Witcover goes on to outline that in 1980, Reagan hoped to enlist Gerald Ford as his vice presidential running mate on a "dream ticket", but once that idea fell apart, he was forced to fall back on Bush, who'd impressed him as a "wimp" in the primaries. He concludes that Poppy Bush's term, and then the political careers of his sons Dubya and Jeb, were
a wholly unanticipated outcome of an old and bizarre political episode in vice-presidential selection that unexpectedly put the first Bush on the path to the presidency, with his two sons after him. What, one could ask, would Ronnie think today if he knew what he hath wrought?
In 1988, Bush ran on the basis that he would represent Reagan's third term. But by 1992, he'd broken his "read my lips, no new taxes" pledge by caving to Democrats in 1990 budget negotiations. This became fodder for his primary opponent Pat Buchanan, and it also gave credibility to Ross Perot's third-party campaign that portrayed Bush as part of a uniparty political establishment. But Bush himself repeatedly supplied episodes that further damaged his standing, like when, at a state dinner in Japan just before the 1992 primary season, he fainted and vomited onto Prime Minister Kiichi Miyazawa's trousers.During one of the presidential debates, he visibly checked his watch as a woman from the audience asked him a question. Following an episode at a grocers' convention where he appeared to be amazed at a supermarket scanner, media characterized him as being out of touch with everyday life. There was a similar episode on his Cigarette speedboat at Kennebunkport.
And on one hand, although Bush's approval reached 80% in the immediate wake of the First Gulf War in 1991, his failure to continue to Baghdad and remove Saddam Hussein laid the seeds for another war a dozen years later, and there was an underlying sense of unfinished business in 1992. Certainly the 1991 Desert Storm victory did him no good by 1992. But Ed Driscoll, agreeing with Hanson, concludes in the Instapundit post,
But with Atwater having passed away from brain cancer in 1991, the following year, Bush looked utterly exhausted on the campaign trail, in sharp contrast to Clinton’s rockstar energy and charisma. While Rush Limbaugh was on the scene by 1992, there was no Fox News, no original era Drudge Report, no Blogosphere, and the DNC-MSM could still shape reality uncontested for millions of voters[.]
. . . One of my favorites was the DNC-MSM, in lockstep with their candidate Bill Clinton, pummeling Bush in the run-up to the 1992 election over a minor recession that Clinton described as “the worst economy in 50 years,” only to turn around and reveal that, as the Charlotte Business Journal wrote in 2010, “The U.S. economy actually grew 4.2% in the fourth-quarter that year and went on to enjoy a terrific decade-long run of prosperity.
Lee Atwater could promote Bush as Reagan's third term only as long as Bush was able to follow through, but he wasn't able to do that. Rush Limbaugh, on the other hand, gave him something to work with.

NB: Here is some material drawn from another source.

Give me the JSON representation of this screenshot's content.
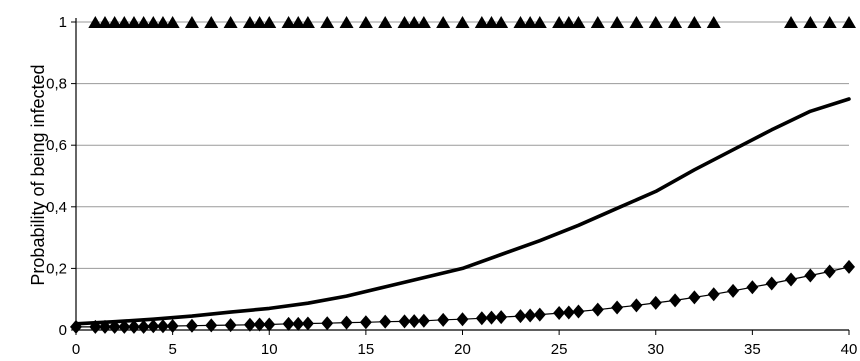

One take on the First Gulf War was that Bush needed it to distract attention from the fact that he'd had no domestic successes up to the fall of 1991, and without that distraction, he wouldn't be able to run a successful campaign in 1992. That he had a serious primary opponent in Pat Buchanan undescores this, as well as the fact that it wasn't just Bill Clinton who beat him in 1992, it was also the erratic Ross Perot.Jules Witcover asked what Reagan might have thought of the outcome of choosing Bush as his runnong mate in 1980, but I'm not sure if this matters -- a measure of Trump's effectiveness is that he was able to end the putative Bush dynasty and the related Cheney faction of the Republican party. Witcover didn't anticipate this when he wrote in 2015; he really didn't even anticipate Trump.